The Palmetto Fauna of the upper Bone Valley Formation (4.5 - 5Mya, Hemphillian faunal age, Florida) is the largest and best known late Hemphillian land vertebrate assemblage in the eastern United States. Dating to the early Pliocene of the Atlantic Plain, the Palmetto fauna resembled an archaic Clarendonian faunal assemblage from the Interior Plains (ca. 10Mya) due to its breadth & diversity of browsing, mixed-feeding, and grazing herbivores. 19 specimens of Plionarctos sp. have been recovered from the Fort Green, Palmetto, and Gardinier mines.
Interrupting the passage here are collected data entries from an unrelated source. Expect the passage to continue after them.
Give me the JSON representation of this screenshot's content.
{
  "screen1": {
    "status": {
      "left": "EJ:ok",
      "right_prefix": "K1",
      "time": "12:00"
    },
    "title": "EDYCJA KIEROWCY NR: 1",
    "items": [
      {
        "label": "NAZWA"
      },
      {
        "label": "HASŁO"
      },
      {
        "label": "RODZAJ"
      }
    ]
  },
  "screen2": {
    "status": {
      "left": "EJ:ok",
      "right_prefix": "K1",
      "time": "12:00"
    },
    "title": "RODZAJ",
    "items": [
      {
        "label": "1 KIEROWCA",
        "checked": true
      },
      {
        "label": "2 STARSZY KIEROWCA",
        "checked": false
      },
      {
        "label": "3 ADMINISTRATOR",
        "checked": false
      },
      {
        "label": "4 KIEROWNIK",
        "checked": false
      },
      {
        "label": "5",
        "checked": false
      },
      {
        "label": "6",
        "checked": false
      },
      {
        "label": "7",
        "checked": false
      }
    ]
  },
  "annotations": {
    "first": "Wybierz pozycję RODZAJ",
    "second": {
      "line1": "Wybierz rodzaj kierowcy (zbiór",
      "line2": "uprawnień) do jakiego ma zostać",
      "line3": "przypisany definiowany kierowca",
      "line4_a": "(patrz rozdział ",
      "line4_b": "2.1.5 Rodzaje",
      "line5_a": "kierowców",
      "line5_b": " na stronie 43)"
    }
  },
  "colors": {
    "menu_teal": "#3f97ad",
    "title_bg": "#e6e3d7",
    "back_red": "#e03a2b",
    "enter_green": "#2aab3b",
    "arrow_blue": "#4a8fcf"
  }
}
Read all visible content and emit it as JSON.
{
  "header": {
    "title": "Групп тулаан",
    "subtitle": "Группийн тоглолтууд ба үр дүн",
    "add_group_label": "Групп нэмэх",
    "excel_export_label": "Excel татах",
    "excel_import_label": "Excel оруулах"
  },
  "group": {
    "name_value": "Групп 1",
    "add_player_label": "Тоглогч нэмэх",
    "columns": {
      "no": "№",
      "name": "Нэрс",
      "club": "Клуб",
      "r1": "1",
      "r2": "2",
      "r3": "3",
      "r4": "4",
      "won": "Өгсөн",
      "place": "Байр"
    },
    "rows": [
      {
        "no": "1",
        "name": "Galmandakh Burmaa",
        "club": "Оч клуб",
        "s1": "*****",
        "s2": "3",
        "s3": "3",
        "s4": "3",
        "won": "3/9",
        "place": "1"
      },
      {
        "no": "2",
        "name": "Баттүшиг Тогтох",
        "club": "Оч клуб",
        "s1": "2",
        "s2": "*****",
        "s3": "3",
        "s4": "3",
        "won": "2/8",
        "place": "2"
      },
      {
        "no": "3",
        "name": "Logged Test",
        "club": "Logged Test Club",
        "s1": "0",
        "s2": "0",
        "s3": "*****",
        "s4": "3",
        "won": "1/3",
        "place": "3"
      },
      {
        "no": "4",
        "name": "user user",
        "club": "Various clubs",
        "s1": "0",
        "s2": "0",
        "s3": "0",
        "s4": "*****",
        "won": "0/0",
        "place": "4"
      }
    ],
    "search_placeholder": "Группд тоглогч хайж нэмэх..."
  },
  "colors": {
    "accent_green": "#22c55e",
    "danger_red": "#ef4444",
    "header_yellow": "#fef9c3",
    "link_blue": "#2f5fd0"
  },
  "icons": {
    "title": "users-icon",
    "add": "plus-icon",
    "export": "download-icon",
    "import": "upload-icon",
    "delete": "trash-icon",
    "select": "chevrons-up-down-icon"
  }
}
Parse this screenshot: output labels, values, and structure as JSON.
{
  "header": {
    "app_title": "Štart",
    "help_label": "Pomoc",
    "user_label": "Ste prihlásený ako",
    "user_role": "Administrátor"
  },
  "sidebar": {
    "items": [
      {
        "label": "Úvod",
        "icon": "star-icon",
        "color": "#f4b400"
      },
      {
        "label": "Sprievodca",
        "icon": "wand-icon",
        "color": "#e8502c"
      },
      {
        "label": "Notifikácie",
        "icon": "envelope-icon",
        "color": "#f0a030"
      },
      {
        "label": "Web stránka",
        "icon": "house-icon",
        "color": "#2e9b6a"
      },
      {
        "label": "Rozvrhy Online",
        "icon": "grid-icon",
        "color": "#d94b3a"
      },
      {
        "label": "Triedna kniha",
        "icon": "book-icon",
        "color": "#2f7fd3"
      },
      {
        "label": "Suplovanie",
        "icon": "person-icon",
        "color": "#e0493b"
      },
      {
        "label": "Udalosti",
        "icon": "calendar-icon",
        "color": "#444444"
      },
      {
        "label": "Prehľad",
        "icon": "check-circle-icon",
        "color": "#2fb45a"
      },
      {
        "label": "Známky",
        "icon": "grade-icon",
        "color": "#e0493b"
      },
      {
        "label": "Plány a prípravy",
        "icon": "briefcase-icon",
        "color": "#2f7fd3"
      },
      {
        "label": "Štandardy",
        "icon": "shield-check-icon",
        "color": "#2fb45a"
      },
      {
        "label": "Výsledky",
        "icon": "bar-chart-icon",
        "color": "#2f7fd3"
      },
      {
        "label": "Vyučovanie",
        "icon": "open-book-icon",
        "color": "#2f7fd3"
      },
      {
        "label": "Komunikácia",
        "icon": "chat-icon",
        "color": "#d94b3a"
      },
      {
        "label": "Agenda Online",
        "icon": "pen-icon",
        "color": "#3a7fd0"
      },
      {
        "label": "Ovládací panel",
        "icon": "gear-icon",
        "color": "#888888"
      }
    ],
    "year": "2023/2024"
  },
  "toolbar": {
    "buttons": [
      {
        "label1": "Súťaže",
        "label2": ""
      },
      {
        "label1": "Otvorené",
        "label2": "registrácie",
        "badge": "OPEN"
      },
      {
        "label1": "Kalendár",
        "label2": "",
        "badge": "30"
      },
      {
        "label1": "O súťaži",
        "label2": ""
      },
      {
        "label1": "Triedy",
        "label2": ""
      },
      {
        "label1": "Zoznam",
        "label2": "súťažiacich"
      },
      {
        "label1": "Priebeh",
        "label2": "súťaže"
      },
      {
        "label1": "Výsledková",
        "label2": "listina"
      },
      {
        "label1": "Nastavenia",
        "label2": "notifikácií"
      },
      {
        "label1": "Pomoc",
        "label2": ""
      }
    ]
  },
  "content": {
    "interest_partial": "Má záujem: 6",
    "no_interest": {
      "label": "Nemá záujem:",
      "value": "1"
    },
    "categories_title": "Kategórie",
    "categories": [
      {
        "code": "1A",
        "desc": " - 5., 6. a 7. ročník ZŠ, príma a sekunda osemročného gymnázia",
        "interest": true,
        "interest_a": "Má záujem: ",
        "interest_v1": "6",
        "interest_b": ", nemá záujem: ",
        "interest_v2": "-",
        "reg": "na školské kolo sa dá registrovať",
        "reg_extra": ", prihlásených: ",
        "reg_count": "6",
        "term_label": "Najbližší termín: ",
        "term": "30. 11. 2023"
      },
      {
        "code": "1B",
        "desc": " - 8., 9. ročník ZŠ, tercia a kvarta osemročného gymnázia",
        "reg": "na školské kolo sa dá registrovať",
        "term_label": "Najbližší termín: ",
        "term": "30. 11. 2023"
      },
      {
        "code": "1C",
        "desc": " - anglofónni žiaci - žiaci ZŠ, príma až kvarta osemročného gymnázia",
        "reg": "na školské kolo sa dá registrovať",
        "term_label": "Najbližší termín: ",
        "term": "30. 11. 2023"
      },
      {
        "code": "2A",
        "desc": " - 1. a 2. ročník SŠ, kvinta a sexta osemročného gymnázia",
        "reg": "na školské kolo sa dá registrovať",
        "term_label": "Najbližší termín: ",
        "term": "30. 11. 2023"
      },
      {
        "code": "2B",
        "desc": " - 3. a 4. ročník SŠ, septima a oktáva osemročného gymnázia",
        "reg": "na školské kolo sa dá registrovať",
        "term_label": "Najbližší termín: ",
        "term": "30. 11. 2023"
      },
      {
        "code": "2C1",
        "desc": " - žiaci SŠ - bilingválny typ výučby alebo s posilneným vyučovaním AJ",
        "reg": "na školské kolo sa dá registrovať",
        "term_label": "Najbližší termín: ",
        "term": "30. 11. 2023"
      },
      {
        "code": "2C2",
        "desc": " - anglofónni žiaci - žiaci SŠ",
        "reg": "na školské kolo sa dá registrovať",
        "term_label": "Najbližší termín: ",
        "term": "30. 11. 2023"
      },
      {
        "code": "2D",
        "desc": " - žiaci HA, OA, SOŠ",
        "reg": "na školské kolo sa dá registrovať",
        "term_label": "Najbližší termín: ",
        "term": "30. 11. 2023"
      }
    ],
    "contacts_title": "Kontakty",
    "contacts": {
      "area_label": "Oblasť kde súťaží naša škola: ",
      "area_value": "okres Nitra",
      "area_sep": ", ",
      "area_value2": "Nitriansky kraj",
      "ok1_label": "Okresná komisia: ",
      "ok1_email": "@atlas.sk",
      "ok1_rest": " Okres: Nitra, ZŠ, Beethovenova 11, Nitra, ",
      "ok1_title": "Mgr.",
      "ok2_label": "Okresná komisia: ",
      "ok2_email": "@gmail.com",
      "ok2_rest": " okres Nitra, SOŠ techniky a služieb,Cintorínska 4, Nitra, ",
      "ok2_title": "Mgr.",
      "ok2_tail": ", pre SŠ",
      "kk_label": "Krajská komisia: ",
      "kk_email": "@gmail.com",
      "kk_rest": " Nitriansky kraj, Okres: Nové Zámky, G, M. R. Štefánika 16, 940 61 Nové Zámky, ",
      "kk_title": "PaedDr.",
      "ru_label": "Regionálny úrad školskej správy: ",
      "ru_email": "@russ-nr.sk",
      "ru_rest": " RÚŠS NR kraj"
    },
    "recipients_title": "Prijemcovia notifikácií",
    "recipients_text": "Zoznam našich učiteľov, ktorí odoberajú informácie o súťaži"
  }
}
Together with Agriotherium, bears make up 22% of carnivoran teeth & jaws in the Palmetto Fauna.

Floridan Plionarctos sp. has been distinguished from P. edensis but is currently unassigned. Additional fauna includes Hesperotestudo, Amphimachairodus, Rhizosmilodon, Lynx, Vulpes, Borophagus hilli, Borophagus pugnator, Carpocyon, Eucyon, Arctonasua, Enhydritherium, Megalonyx, Rhynchotherium, Gomphotherium, Mammut, Aphelops, Teleoceras, Astrohippus, Cormohipparion, Dinohippus, Nannippus, Neohipparion, Pseudhipparion, Hexameryx, Kyptoceras, Catagonus, Mylohyus, Tapirus polkensis, Antilocapra, Hemiauchenia, and Megatylopus, along with one of the oldest species of deer (Eocoileus) in North America. Although half the species recovered also occurred in late Hemphillian faunas of the western United States and Mexico (Mount Eden, California; Santee, Nebraska; Buis Ranch, Oklahoma; Yepómera, Chihuahua; El Ocoté, Guanajuato), the more humid & forested site also preserves many endemic southeastern species (particularly ungulates), along with marine fauna such as sharks, rays, and cetaceans. Due to higher sea levels, the Florida Peninsula was only about 5% of its present land area. Plionarctos sp. has also been recovered from Montbrook Site (Plionarctos sp., 5 - 5.5 Mya, Florida).